Visible to the public CRII: SaTC: Towards Non-Intrusive Detection of Resilient Mobile Malware and Botnet using Application Traffic MeasurementConflict Detection Enabled

Project Details

Lead PI

Performance Period

Aug 01, 2016 - Jul 31, 2018

Institution(s)

University of Nebraska-Lincoln

Award Number


The development of the mobile Internet economy has brought numerous benefits to people and society, with the promise of providing ubiquitous computing and communications. Mobile devices have penetrated almost every aspect of our lives and, as a result, are storing a large amount of personal data. Unfortunately, the promise of the mobile Internet is easily undermined by "smart" malware and botnets, creating a precarious situation in which sensitive data stored on mobile devices could be leaked to adversaries through the mobile Internet or a wealth of compromised mobile devices could launch a denial of service attack to destruct the mobile infrastructure. This project develops non-intrusive, network-based solutions to detect mobile malware and botnets and mitigate their impact to ensure that mobile communications are carried out in a trustworthy manner despite the potential security threats. The research offers valuable insights into mobile malware's spreading mechanisms and malicious intents and will inspire studies in network behavior analysis of mobile applications. The project also has an important educational impact via the creation of new mobile security course projects and modules, widening students' views of mobile system security, and guiding next-generation mobile developers to include security and privacy considerations in designing mobile protocols and apps.

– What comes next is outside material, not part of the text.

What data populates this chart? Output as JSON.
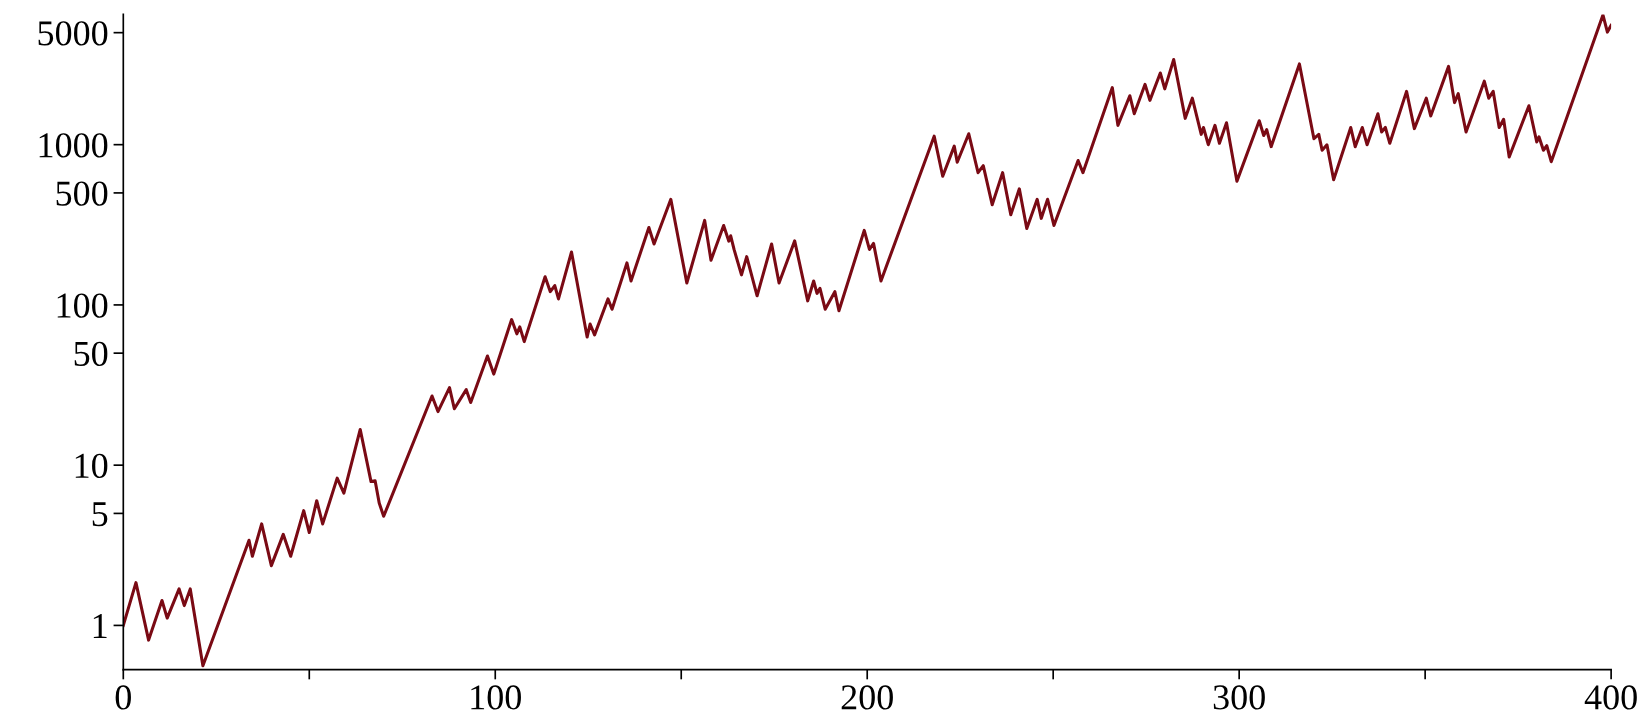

This project addresses three closely intertwined research issues in developing a network-based mobile malware detection system. The first part focuses on investigating malware traffic collection by identifying malware's network-related application program interfaces (APIs) and designing novel inputs to activate the malware's covert network behaviors. The second part focuses on designing a network-based malware detection system that identifies potential malware features based on their malicious network behaviors, which in turn will provide precise and unique identification of mobile malware. The third part focuses on the development of group behavior based detection mechanisms to identify organized network activities from malicious botnets that are built on the cooperation of malware. A local testbed will be developed to evaluate the performance of the proposed techniques and system designs, which aims to guarantee that the technologies developed are suitable for deployment in real mobile systems. The project uses machine learning techniques, statistical tools, and network traffic analysis to support secure communications in mobile networks.